Von Land und Leuten 

Jeder einzelne Schwibbogen erzählt eine Geschichte. Ein Haus im Tannenwald. Die Heilige Familie im Stall von Bethlehem. Bergmänner bei der Arbeit. Frauen beim Klöppeln. Eine Dampflok in den Bergen. Und immer wieder das Kreuz aus Schlägel und Eisen, das Symbol der Bergleute. Jens Niederles Spezialmotiv ist ein Engel und ein Bergmann. Sie stehen nebeneinander, tragen in beiden Händen eine brennende Kerze. Die Tradition der Schwibbögen reicht weit zurück.
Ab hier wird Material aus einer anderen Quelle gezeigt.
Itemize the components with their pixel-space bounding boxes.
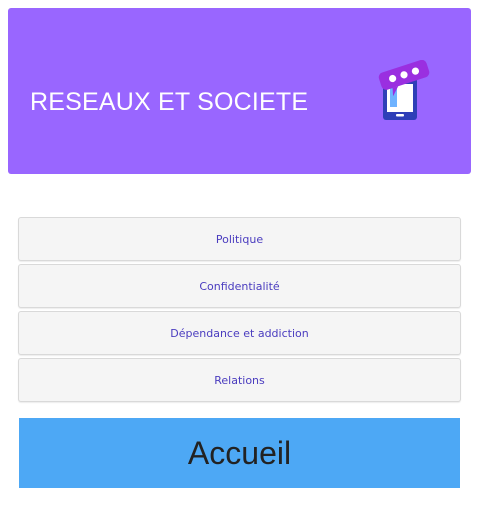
page-title: RESEAUX ET SOCIETE bbox=[30, 88, 309, 116]
header-banner: RESEAUX ET SOCIETE bbox=[8, 8, 471, 174]
home-button[interactable]: Accueil bbox=[19, 418, 460, 488]
menu-item-relations[interactable]: Relations bbox=[18, 358, 461, 402]
menu-item-confidentialite[interactable]: Confidentialité bbox=[18, 264, 461, 308]
menu-item-dependance[interactable]: Dépendance et addiction bbox=[18, 311, 461, 355]
phone-chat-icon bbox=[378, 60, 430, 120]
topic-menu: Politique Confidentialité Dépendance et … bbox=[18, 217, 461, 405]
menu-item-politique[interactable]: Politique bbox=[18, 217, 461, 261]
menu-item-label: Relations bbox=[214, 373, 265, 387]
menu-item-label: Politique bbox=[215, 232, 264, 246]
menu-item-label: Confidentialité bbox=[199, 279, 280, 293]
home-button-label: Accueil bbox=[187, 434, 292, 471]
menu-item-label: Dépendance et addiction bbox=[170, 326, 309, 340]
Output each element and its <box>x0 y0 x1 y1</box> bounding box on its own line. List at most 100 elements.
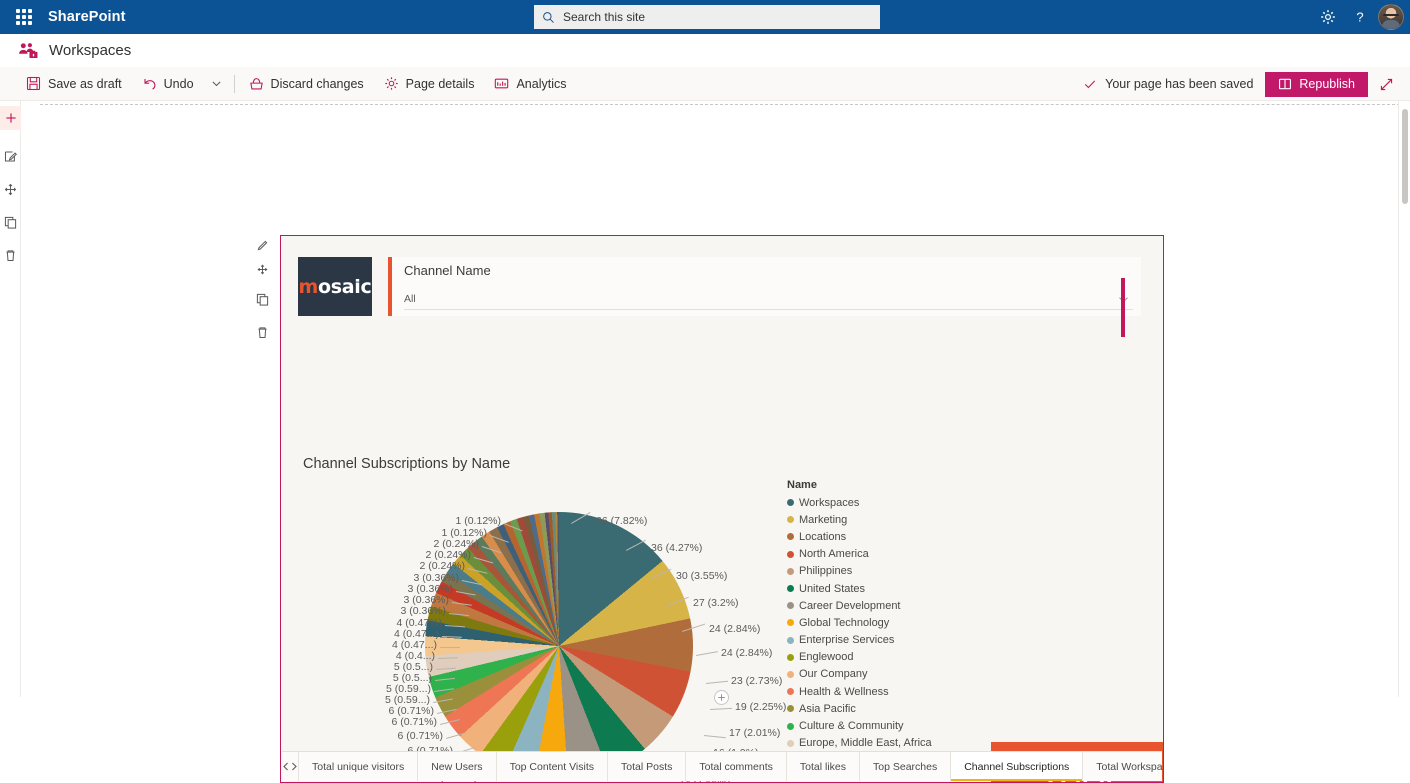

Heiligabend 1726 beobachtet der Bergschmied Johann Teller die Bergleute beim Verlassen des Schachtes. »Dann haben die rings um ihr Mundloch, also um den Eingang vom Bergwerk, ihre Grubenlampen gehängt«, erzählt Jens. »Und darunter haben sie Mettenschicht gefeiert und vom Obersteiger ihre Auslöse fürs ganze Jahr gekriegt.« Teller stellt die Szene in einem schmiedeeisernen Schwibbogen mit Wachskerzen nach. 1936 greift eine Leipziger Illustratorin das Motiv auf und fertigt den ersten Schwibbogen der Neuzeit. »Ich sage immer: Das ist die Mutter aller Schwibbögen.« Draußen vor der Werkstatt heißt es Abschiednehmen. Als ich Sabine und Jörg drücke und ihnen im Rückspiegel nachwinke, ist mir ganz warm ums Herz. Ich weiß, ich werde wiederkommen.